My missionary friend asked my new reporter friend, “How many people were baptized in Kitwe last week?”

The reporter said that he was there, but the number he spoke was lower than the number the missionary had expected. When Lonnie said he had read there were many more baptisms, the reporter looked sheepishly at me and said, “sometimes the numbers are exaggerated.”

For the record, the official record, like my official record (which is not official or real at all), nothing about that month was about me teaching anything. What could I know of anything that happened worlds away from what I had grown to know? God and I agreed beforehand, I would play basketball and learn as much as I could. What I learned that day, was that children know more of God than I, or any reporter, will ever know again.

You may have expected me to say that I learned that even Baptist reporters exaggerated and expand on their stories. I knew this already. Not because they are bad, or dishonest, but because they are human, and they are selling memberships to an organization. No one wants to tell the emperor he has no clothes. I knew this already.

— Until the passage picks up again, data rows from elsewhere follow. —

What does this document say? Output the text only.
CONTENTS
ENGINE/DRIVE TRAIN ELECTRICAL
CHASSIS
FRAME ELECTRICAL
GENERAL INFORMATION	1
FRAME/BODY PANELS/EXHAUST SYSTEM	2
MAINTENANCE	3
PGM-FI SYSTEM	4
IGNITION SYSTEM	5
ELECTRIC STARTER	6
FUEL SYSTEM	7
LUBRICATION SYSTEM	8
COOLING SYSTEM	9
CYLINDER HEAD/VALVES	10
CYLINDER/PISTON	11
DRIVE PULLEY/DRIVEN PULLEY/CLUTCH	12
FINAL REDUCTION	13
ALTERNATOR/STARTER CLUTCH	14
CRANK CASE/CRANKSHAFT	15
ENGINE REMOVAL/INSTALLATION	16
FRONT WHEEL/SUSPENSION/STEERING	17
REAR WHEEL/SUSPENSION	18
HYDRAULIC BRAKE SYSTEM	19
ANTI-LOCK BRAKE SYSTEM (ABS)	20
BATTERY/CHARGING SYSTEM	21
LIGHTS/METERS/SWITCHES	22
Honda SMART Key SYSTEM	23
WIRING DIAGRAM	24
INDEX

When I pray, or meditate, I often find myself back in Zambia, playing with children, wondering where they may be now. I think also of the flowers and the people there. I find my mind drifting to the smell of charcoal burning as people warmed themselves during the cool nights.

Then I look around.

The beauty I bathed in there, is what I bathe in here. Children, flowers and people, the burning of charcoal, is all in my world, though that world is miles and years away. Joy, happiness, and the shying away of speaking on behalf of religion (or even God), exist in me today. Even in the middle of a worldwide crisis. A pandemic. But there exists in me also a suspicious mind.

The news that is reported is naturally about the frightening things. In the scheme of things, there is no good or bad, but in the reporting of things, there are things that sell and things that do not. People choose, from day to day, to feed the fear or the love in themselves. Love seems to be starving. It is not.

When we feed fear, it takes small bites and does not use the food to its advantage. In short, fear does not last long. It is addictive, but it is short lived.

When we feed love, it lasts. It makes a difference and it is remembered in times of reflection. Love will always win, because it is stronger and uses what we offer it more efficiently. Ask any child playing soccer in Zambia with a ball made of plastic bags. I have. They agree.

As for the game with the sweater… the universe and I still play. It spins in circles and I jump as high as I can. Not because the sweater it wields will cause me harm, but because for a moment, as I flow with what it swings, I am flying. Whether I decide a thing is good or bad, my interaction is what matters. We are playing games with the universe.

Here are the rules if you would like to play along:

There is only love.
There are no other rules.
Find plenty of food for the love inside you and keep up the good work. There are good things in store.